Unfortunately, what’s happening in this fictional pre-K classroom is not necessarily the norm. Many pre-K programs and elementary schools do not engage children in the high-quality interactions they need to develop their language and literacy skills. According to Transforming the Workforce, early grade teachers do not focus enough on vocabulary, reading comprehension, or conceptual and content knowledge. Many pre-K, kindergarten, and early grade teachers do not receive the education and training they need to develop these skills.
This can be especially true for those teachers who hold elementary teaching licenses as opposed to more tailored early childhood licenses, as elementary licenses tend to focus on subject-area content and strategies more appropriate for older children. Our recent report, From Crawling to Walking, finds that ten states do not even offer an early childhood license for kindergarten and early grade teachers.
But having an early childhood license doesn’t guarantee pre-K through 3rd grade teachers have the preparation they need to build strong readers. A new report from the National Council on Teacher Quality (NCTQ) finds that only 59 percent of programs preparing pre-K teachers require candidates to take courses on developing children’s language skills. And, while it’s known that read alouds are highly important for building children’s language and literacy, only 20 percent expect prospective pre-K teachers to practice reading aloud to children.
While the specific education and training that kindergarten through third grade teachers receive does vary, teachers in elementary schools are almost always required to have a bachelor’s degree. In pre-K, the baseline requirements vary significantly between states, districts, and programs. For instance, the NCTQ report explains that some states require pre-K teachers to have a bachelor’s degree, while others require an associate’s degree, and others just a high school diploma. And as NCTQ points out, just because a pre-K teacher earns a bachelor’s degree, it does not guarantee that she received the information she needs to work with young children.

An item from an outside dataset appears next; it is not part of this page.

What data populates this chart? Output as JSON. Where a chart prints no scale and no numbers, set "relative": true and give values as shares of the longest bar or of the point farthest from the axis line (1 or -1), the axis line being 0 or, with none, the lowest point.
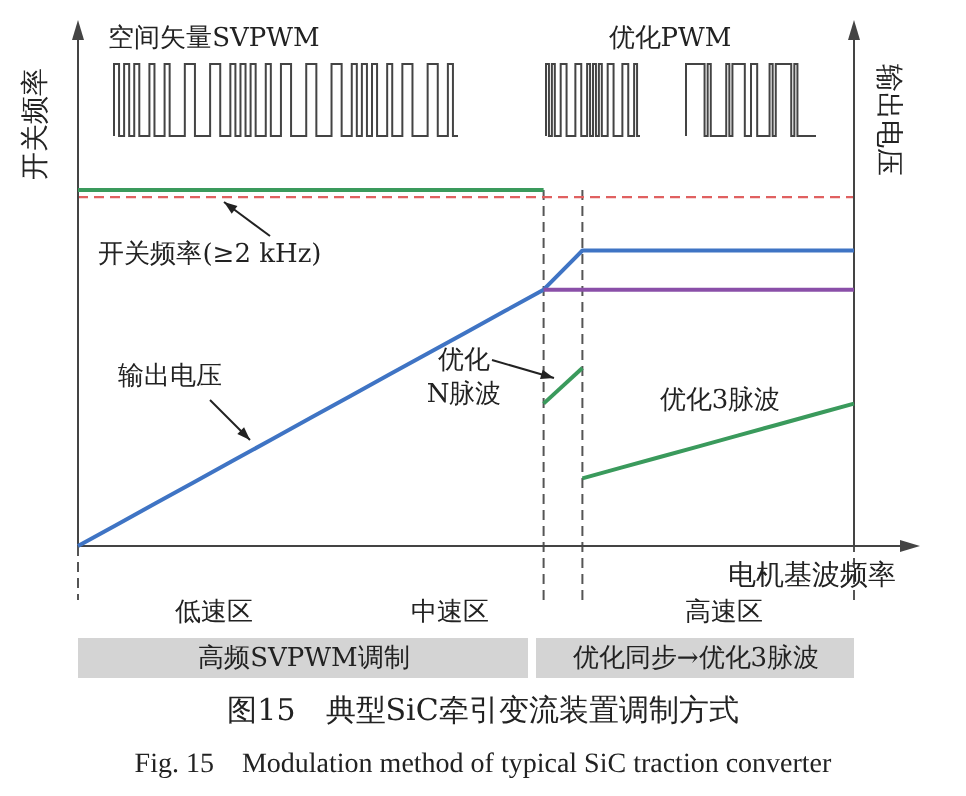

Clearly there is much work to do on ensuring teachers of young children, age three to eight, have the strong pre-service training as well as ongoing professional development opportunities. Creating an environment that supports young children’s language and literacy skills is crucial to children’s success and it is not easy. Teachers need the knowledge, skills, and supports necessary to do so.
Part 2 of this post will look at what Transforming the Workforce says about developing language in literacy skills in infants and toddlers.
Correction June 23, 2016: This post originally stated, "Another group heads to the craft table to create caterpillars and butterflies using colored pasta and pipe cleaners, referencing real images and a model made by the teacher." This sentence was changed to reflect developmentally-appropriate practice.